Although her doctors repeatedly advised she could never expect to have children, she
persisted despite the upset of several miscarriages such that she gave birth to a daughter, Mary Catherine
Bateson, in 1939. Mary Catherine was to be the first Spock Baby as
at the time of her birth Margaret Mead was a friend of Dr. Benjamin Spock, a then largely unknown young pediatrician who
had innovative ideas about child rearing.
Dr. Spock advocated "demand feeding" of infants - giving babies their bottles whenever they
seemed hungry - and picking them up whenever they cried. His
theories were directly opposed to the more rigid practices that were generally being recommended
at that time, Mead agreed that her newborn daughter should be raised in line with Spock's ideas.
The Common Sense Book of Baby and Child Care, by Dr. Benjamin Spock published in 1946 began a revolution in the way
American parents brought up their children.
Over several years of US involvement in the Second World War Mead served on the U.S. Committee
on Food Habits and worked on a national character study that examined
British and American relations. In 1942 she was promoted to become curator of ethnology at the
American Museum of Natural History in
New York City. Also in that year her book And Keep Your
Powder Dry: An Anthropologist Looks at America, was published. In this work she compared
American culture with the cultures of seven other countries.
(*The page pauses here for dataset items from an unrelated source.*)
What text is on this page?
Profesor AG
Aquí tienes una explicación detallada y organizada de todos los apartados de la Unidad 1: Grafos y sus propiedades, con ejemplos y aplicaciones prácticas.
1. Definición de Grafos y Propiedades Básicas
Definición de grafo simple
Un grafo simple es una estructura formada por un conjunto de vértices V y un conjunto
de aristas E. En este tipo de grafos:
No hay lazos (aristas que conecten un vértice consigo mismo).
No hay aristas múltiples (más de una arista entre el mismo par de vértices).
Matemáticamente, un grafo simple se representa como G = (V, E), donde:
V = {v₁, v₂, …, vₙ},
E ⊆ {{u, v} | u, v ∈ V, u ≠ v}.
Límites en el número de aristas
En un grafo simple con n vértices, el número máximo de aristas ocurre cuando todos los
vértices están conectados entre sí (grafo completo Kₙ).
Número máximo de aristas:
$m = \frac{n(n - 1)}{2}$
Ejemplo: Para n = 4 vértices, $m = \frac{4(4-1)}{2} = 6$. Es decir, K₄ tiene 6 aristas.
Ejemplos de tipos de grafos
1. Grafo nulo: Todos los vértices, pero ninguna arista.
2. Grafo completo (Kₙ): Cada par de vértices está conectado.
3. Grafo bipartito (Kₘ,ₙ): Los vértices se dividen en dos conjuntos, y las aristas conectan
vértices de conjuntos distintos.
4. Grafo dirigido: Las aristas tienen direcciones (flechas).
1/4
She was director of research in contemporary cultures at Columbia University from
1948 to 1950 and adjunct professor of anthropology there after 1954.
Perhaps the most profound and far-reaching impact that Margaret Mead had was as a counselor to American
society - usually on family related issues. Such advice often appeared in a popular monthly column that
she and Rhoda Metraux contributed to Redbook over 17 years (1961-1978). Amongst her concerns were
the decline of the extended family, the isolation often felt by people living in cities, and the generation gap.
She was one of the earlier feminists, Mead wrote in 1946 about the need for a transformation gender roles without
any anti-male prejudice. She was
also an early proponent of birth control, an advocate of the repeal of
anti-abortion laws, and a supporter of the right to die.
Though married and
divorced three times, Mead firmly stated, "I don't consider my marriages
as failures. Its idiotic to assume that because a marriage ends, its
Time named her Mother of the Year. In September 1969 she was appointed full professor
and head of the social science department in the Liberal Arts College of Fordham University at Lincoln Center
in New York. She also served on various government and international commissions and was a controversial speaker
on modern social issues.
Mead's association with the American
Museum of Natural History continued with her being appointed curator
emeritus, an honorary title, in 1969. She has also served as president of major scientific associations,
including the American Anthropological Association and the American Association for the Advancement of Science,
and she was awarded 28 honorary doctorates.
Mead died of cancer on November 15, 1978, in New York City. She was then probably the most famous anthropologist
in the world. She was awarded the Presidential Medal of Freedom following her death in 1978.
Her voluminous archives are now housed in the Library of Congress.